Just be sure to keep an eye on the wear and tear and change the needles when they no longer perform to your satisfaction.

With that being said, you should pay attention to the types of needles you are shopping for. Try to pick some that not only fit for your machine, but also work best for the application.

One of our go-to brands of needles for the Avancé embroidery machines are the Groz-Beckert titanium needles.

Embroidery Mistakes

But, if you’re unsure about what kind of needles you may need, you can find some helpful information from the videos on this page – https://colmanandcompany.com/Needles.html.

Along with needles, the third most common embroidery mistake is not checking your bobbin tension.

So, let’s get into what that means and why it’s important.

Not Checking Bobbin Tension

Incorrect bobbin tension is one of the biggest problems that embroiderers have.

If you do not have the proper amount of bobbin tension on your machine, then this can result in low quality sew outs.

It doesn’t matter how good the digitizing is, how nice the fabric is, how good your thread is…you get the point.

Some of the specific types of low-quality sew outs you might see are looping on top of your designs, bobbin showing through the top, or extra thread building up underneath your sewing.

To check if the bobbin on your machine needs any adjusting you can perform what we call a “drop test.”

To test your bobbin tension, perform a ''drop test'''.

Here’s how it works:

Take the bobbin out of your embroidery machine and drop it down like a yo-yo.

What you’re looking for is how far it drops down.

If the bobbin falls about 2 to 3 inches down — that’s good!

Any lower than that, then your bobbin tension is too loose.

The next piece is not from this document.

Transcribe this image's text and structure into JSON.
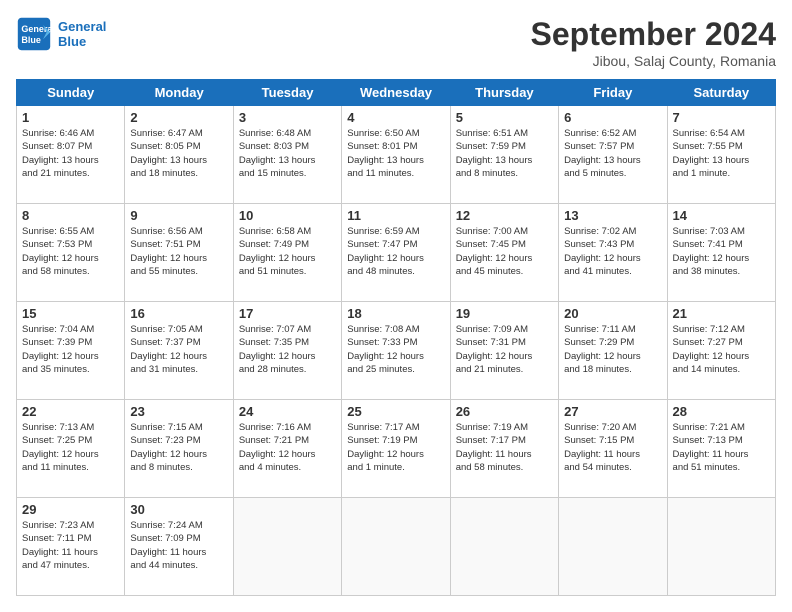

On the flip side, if it’s not falling enough, your bobbin is too tight.

This is a simple trick that we like to use before performing any embroidery job and we recommend you do too!

Last but not least, bad digitizing can ruin embroidery jobs and scare your customers away.

In this next section, we’ll tell you how.

Bad Digitizing

Another one of the most common embroidery mistakes is using bad digitizing. If you take the cheap route, your customers will notice.

You can read — and learn — more about digitizing in one of our previous articles.

In short, any design you use will need to be understood by the embroidery machine.

That’s where digitizing comes in, this “language” tells the machine how to sew out the design from point A to Z.

You can see where I’m going with this… if the digitizing is done poorly, it may cause bird nesting, needle breaks, unnecessary stitches and may even take a lot longer to sew out.

Most importantly, the end result won’t match your expectations.

Just look at the sample picture below to see what I mean.

get the design digitized

On the left side, you can see the artwork was digitized poorly and carelessly.

Can you see a difference with the artwork on the right?

It’s crisper! You can see the smallest of details.

The text is clear and easily readable, the stitches don’t overlap or look messy, and the colors look much brighter.

Artwork that’s digitized correctly usually feels significantly different as well and like mentioned before, will take a shorter time to sew out.

This is why having professional and premium digitizing service like ColDesi Graphics is so important.

They never auto digitize and will send a photo to you of the design already sewn out, so there are NO surprises.

Leaving the digitizing step to the professionals allows you to focus on what makes your business money – production.

So, if you’re thinking about getting into embroidery, do not let this scare you away.

In fact, when you purchase an Avancé embroidery machine, you’ll receive all the training and support you’ll need to be successful from professionals who have been in the business for years.

If you’re already embroidering and you’re running into some of these problems, we hope that these tips and tricks we talked about helps.